TitaBlogskaïa

Archive for the ‘Uncategorized’ Category

Une vieille tannée

In Uncategorized on 16 mai 2021 at 9:49

Comme un salaud, comme un lâche, tu me largues à quelques jours de la fin d’un confinement que nous avons vécu ensemble. Tu te débarrases de moi à trois jours de ton anniversaire pour te faire de belles vacances cet été. Tu es réconcilié avec ta femme intermittente de ta fidélité et avec toutes les Autres et tu voudrais que je me censure sur Blogskaia ! Adieu fantasme de mes vingt ans venu me chercher pour l’Amour et qui me chantait de verser Amoureux dans la Méditerrannée. Vendredi soir je n’ai brusquement plus le goût magique que tu aimais ? Oublie moi. Septime odieux.

Paris 1,2,3,4

In Uncategorized on 30 avril 2021 at 10:04

ici c’est Paris. Je ne vaque plus dans les quatiers défoncés par les travaux 2024.

Paris c’est ma Ville que vous bousillez.

Les fleurs

In Uncategorized on 30 avril 2021 at 9:40

J’écris ici mon CAP de fleuriste et l’envie d’avoir un métier au delà de recouvrer des créances et d’appointer des rapprochements bancaires. Je voudrais te tendre un bouquet et d’autres encore. Laisse moi empoigner ce métier même si tu devines que m’y ennuierai un jour, laisse moi te tresser des couronnes et des bouquets de jeunesse et des petites fêtes qui sentent bon. Laisse moi être la marchande des quatre saisons, avec un chat qui se tiendrait au fond de la cour ou d’une ruelle où j’aurais un petit appartement. Laisse moi prendre le soleil piteux et faible, laisse moi prendre ce qui’il reste de Paris.

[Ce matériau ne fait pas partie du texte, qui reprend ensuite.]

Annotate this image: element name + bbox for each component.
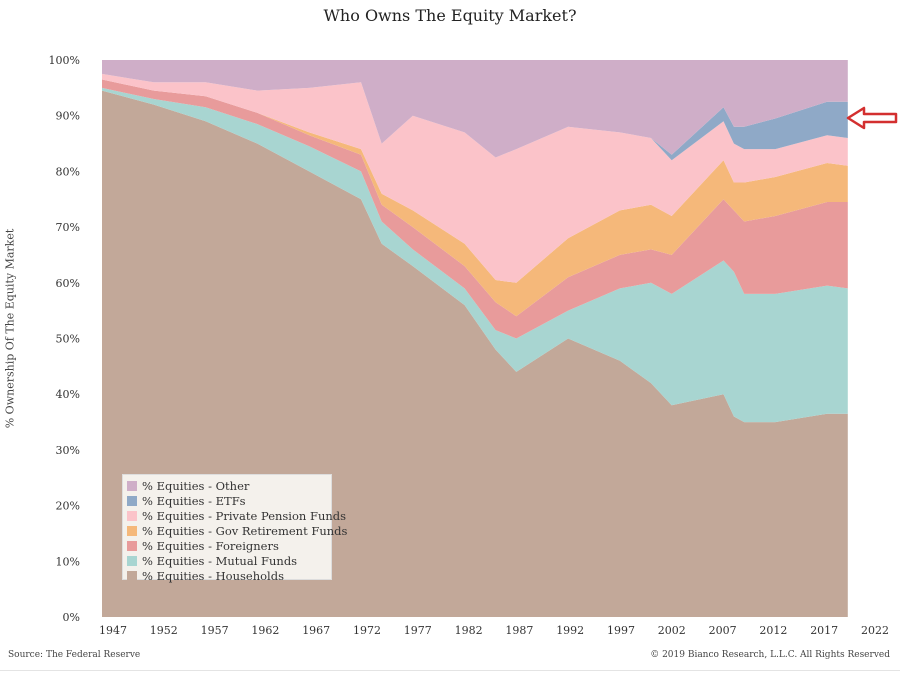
x-tick-label: 1952 xyxy=(150,624,178,637)
y-tick-label: 20% xyxy=(56,500,80,513)
x-tick-label: 2017 xyxy=(810,624,838,637)
legend-item: % Equities - Private Pension Funds xyxy=(127,508,346,523)
legend-item: % Equities - Households xyxy=(127,568,331,583)
legend-swatch xyxy=(127,540,137,551)
y-tick-label: 10% xyxy=(56,555,80,568)
area-series-7 xyxy=(102,60,848,158)
chart-title: Who Owns The Equity Market? xyxy=(323,6,577,25)
legend-label: % Equities - ETFs xyxy=(142,493,246,508)
legend-label: % Equities - Foreigners xyxy=(142,538,279,553)
x-tick-label: 1987 xyxy=(505,624,533,637)
x-tick-label: 2012 xyxy=(759,624,787,637)
x-tick-label: 1967 xyxy=(302,624,330,637)
area-series-4 xyxy=(102,79,848,317)
legend-swatch xyxy=(127,510,137,521)
x-tick-label: 1982 xyxy=(455,624,483,637)
y-tick-label: 60% xyxy=(56,277,80,290)
arrow-left-icon xyxy=(846,106,898,130)
y-tick-label: 0% xyxy=(63,611,80,624)
legend: % Equities - Other% Equities - ETFs% Equ… xyxy=(122,474,347,583)
y-tick-label: 100% xyxy=(49,54,80,67)
legend-item: % Equities - Mutual Funds xyxy=(127,553,331,568)
x-axis-ticks: 1947 1952 1957 1962 1967 1972 1977 1982 1987 1992… xyxy=(99,624,889,637)
footer-divider xyxy=(0,670,900,671)
y-tick-label: 70% xyxy=(56,221,80,234)
y-axis-ticks: 0% 10% 20% 30% 40% 50% 60% 70% 80% 90% 100% xyxy=(49,54,80,624)
legend-item: % Equities - Foreigners xyxy=(127,538,331,553)
legend-label: % Equities - Private Pension Funds xyxy=(142,508,347,523)
x-tick-label: 2022 xyxy=(861,624,889,637)
x-tick-label: 2002 xyxy=(658,624,686,637)
y-tick-label: 30% xyxy=(56,444,80,457)
legend-item: % Equities - ETFs xyxy=(127,493,331,508)
legend-item: % Equities - Other xyxy=(127,478,331,493)
x-tick-label: 1992 xyxy=(556,624,584,637)
x-tick-label: 1972 xyxy=(353,624,381,637)
y-tick-label: 90% xyxy=(56,110,80,123)
x-tick-label: 1962 xyxy=(251,624,279,637)
area-series-2 xyxy=(102,87,848,423)
y-tick-label: 80% xyxy=(56,165,80,178)
legend-item: % Equities - Gov Retirement Funds xyxy=(127,523,347,538)
x-tick-label: 1957 xyxy=(201,624,229,637)
legend-label: % Equities - Gov Retirement Funds xyxy=(142,523,348,538)
x-tick-label: 1997 xyxy=(607,624,635,637)
legend-swatch xyxy=(127,495,137,506)
area-series-5 xyxy=(102,73,848,283)
x-tick-label: 1947 xyxy=(99,624,127,637)
legend-label: % Equities - Mutual Funds xyxy=(142,553,298,568)
area-series-3 xyxy=(102,79,848,339)
legend-swatch xyxy=(127,480,137,491)
x-tick-label: 1977 xyxy=(404,624,432,637)
legend-label: % Equities - Other xyxy=(142,478,250,493)
copyright-note: © 2019 Bianco Research, L.L.C. All Right… xyxy=(650,650,890,660)
y-tick-label: 40% xyxy=(56,388,80,401)
y-tick-label: 50% xyxy=(56,333,80,346)
source-note: Source: The Federal Reserve xyxy=(8,650,141,660)
legend-swatch xyxy=(127,570,137,581)
legend-swatch xyxy=(127,555,137,566)
legend-swatch xyxy=(127,525,137,536)
x-tick-label: 2007 xyxy=(709,624,737,637)
legend-label: % Equities - Households xyxy=(142,568,284,583)
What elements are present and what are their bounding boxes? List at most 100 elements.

Quand je pense n’avoir plus rien

In Uncategorized on 28 avril 2021 at 10:02

Mais que je trouve Sharon Van Etten entre autres anges bordant le chemin de mon dimanche après la messe.

Quand je sors bénie et que je vais acheter des agrumes au marché appelée par les cris des vendeurs roucoulants du Maghreb et des déserts parisiens. J’en prends des kilos et je presse des jus qui me redressent et me donnent les couleurs de pêche des femmes qui prennent de l’allant.

Elagage

In Uncategorized on 28 avril 2021 at 9:52

Ici on coupe des arbres. C’est Paris. On coupe et on promet d’arracher les souches et de replanter des sujets sains et vigoureux. A la place. Je n’y crois pas. Je ne crois pas au remplacement. Toi et Toi vous ne serez jamais remplacés. Je n’arracherai pas vos souches à mains nues. Je ne mettrai jamais un jeune sujet à votre place. Je voulais vous garder vieux, avec votre ombre et votre fraicheur qui me plaisent.

La suite

In Uncategorized on 28 avril 2021 at 9:39

J’ai envie des fleurs et des plantes et des graines et des eaux de fleurs.

Je réfléchis à un tunnel végétal ou j’abimerais mes mains à faire des bouquets en moins de deux de l’amour. Il faut bien que je sois d’une suite.

La Chaleur Humaine

In Uncategorized on 15 avril 2021 at 12:05

Je te vois, je te retrouve et c’est la chaleur humaine, tu exploses dans mes bras, je sens tes bruits de voix, tu éructes, j’ai tellement envie de te serrer et mordre ta moustache.

Cheval de Troie

In Uncategorized on 5 avril 2021 at 9:30

Toi qui m’a quittée de la pire des façons

Ne viens pas sous le profil d’une Adèle Forget et les photos d’une fête pour toi.

De l’abandon

In Uncategorized on 5 avril 2021 at 8:32

Je suis une citoyenne abandonée , je ne crois plus en nos Institutions, je ne crois plus en en la Justice. Je vois que la France est corrompue jusqu’à l’os et que que tout est perdu. Je suis en colère et désarmée, je ne sais plus comment faire pour rester citoyenne. Je ne sais pas pour qui je pourrais voter. Je suis profondément déprimée par mon pays que j’aime tant. Je suis nationaliste et patriote et je pourrais être tuée à cause de mes idées aujourd’hui. Je pourrais être mise à terre et mortellement blessée par des personnes qui n’ont pas les mêmes opinions que moi. La démocratie n’existe plus et attend un grand régisseur des idées. Je n’ai jamais été aussi déprimée et inquiète pour mon pays.

Pamphlet

In Uncategorized on 4 avril 2021 at 8:09

Je me regardais à travers la lumière de l’appartement du boulevard Davout Tout creusait mes traits surtout à cause du soleil qui nous était refusé. La clandestinitié s’arrange des vides monstrueux que vous avez crées. Vous allez payer un jour de nous avoir abandonnés.